Il bottino: medicinali rari nel mirino, ma i salvavita sono al sicuro
Dopo un accurato inventario da parte del personale sanitario, la lista della refurtiva è emersa chiaramente. I malviventi hanno fatto sparire in particolare farmaci per l’ipercolesterolemia, anticoagulanti e specialità medicinali ad uso reumatologico, dermatologico e gastroenterologico, oltre a diverse confezioni destinate alla cura delle malattie rare. Dall’Asl ci tengono però a precisare un dettaglio fondamentale: nel sacco dei ladri non sono finiti né farmaci stupefacenti, come il Fentanyl finito di recente nelle cronache nazionali, né i preziosi salvavita chemioterapici e oncologici.
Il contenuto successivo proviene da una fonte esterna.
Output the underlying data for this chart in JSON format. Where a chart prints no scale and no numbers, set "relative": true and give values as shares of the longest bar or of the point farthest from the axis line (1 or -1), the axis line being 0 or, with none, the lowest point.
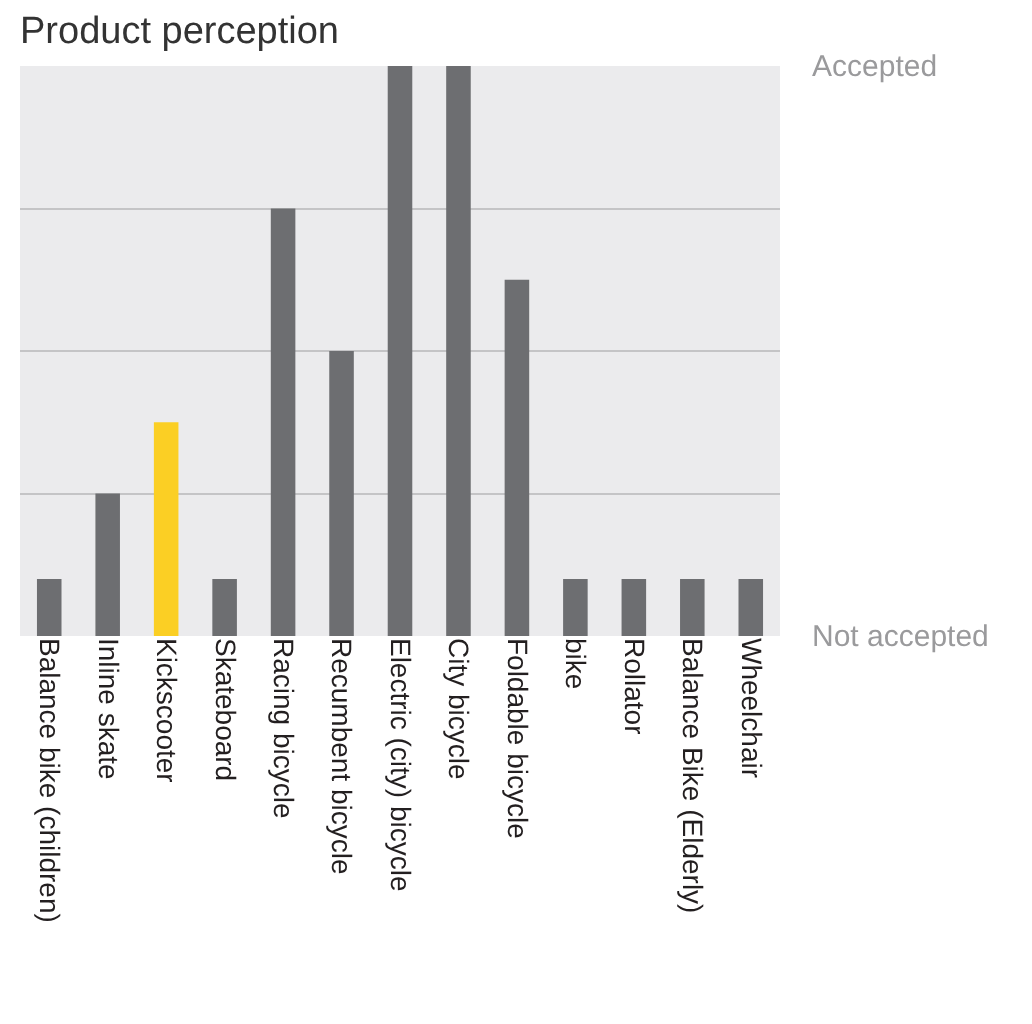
{
  "chart_data": {
    "type": "bar",
    "title": "Product perception",
    "categories": [
      "Balance bike (children)",
      "Inline skate",
      "Kickscooter",
      "Skateboard",
      "Racing bicycle",
      "Recumbent bicycle",
      "Electric (city) bicycle",
      "City bicycle",
      "Foldable bicycle",
      "bike",
      "Rollator",
      "Balance Bike (Elderly)",
      "Wheelchair"
    ],
    "values": [
      0.1,
      0.25,
      0.375,
      0.1,
      0.75,
      0.5,
      1,
      1,
      0.625,
      0.1,
      0.1,
      0.1,
      0.1
    ],
    "colors": [
      "#6d6e71",
      "#6d6e71",
      "#fbcf24",
      "#6d6e71",
      "#6d6e71",
      "#6d6e71",
      "#6d6e71",
      "#6d6e71",
      "#6d6e71",
      "#6d6e71",
      "#6d6e71",
      "#6d6e71",
      "#6d6e71"
    ],
    "relative": true,
    "annotations": [
      "Accepted",
      "Not accepted"
    ],
    "grid": "y"
  }
}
Struttura assicurata e servizi garantiti
Il danno economico è indubbiamente pesante, ma l’Asl di Novara ha confermato di essere coperta da una polizza assicurativa ad hoc per il rischio di furto, già attivata per ottenere il totale ristoro dei danni. Nel frattempo, la direzione di viale Roma ha immediatamente blindato la struttura. Dall’azienda sanitaria fanno sapere che sono state attivate subito tutte le misure per garantire la sicurezza degli operatori e dei locali, rassicurando contemporaneamente i pazienti sul fatto che l’erogazione dei servizi ai cittadini prosegue regolarmente e senza alcun intoppo.
Caccia alla banda
Sull’episodio stanno indagando a tutto campo i Carabinieri, intervenuti tempestivamente sul posto insieme al personale dell’azienda sanitaria. I militari sono ora al lavoro per analizzare ogni dettaglio utile, verificare i rilievi e ricostruire l’esatta dinamica del colpo con l’obiettivo di rintracciare i responsabili della banda.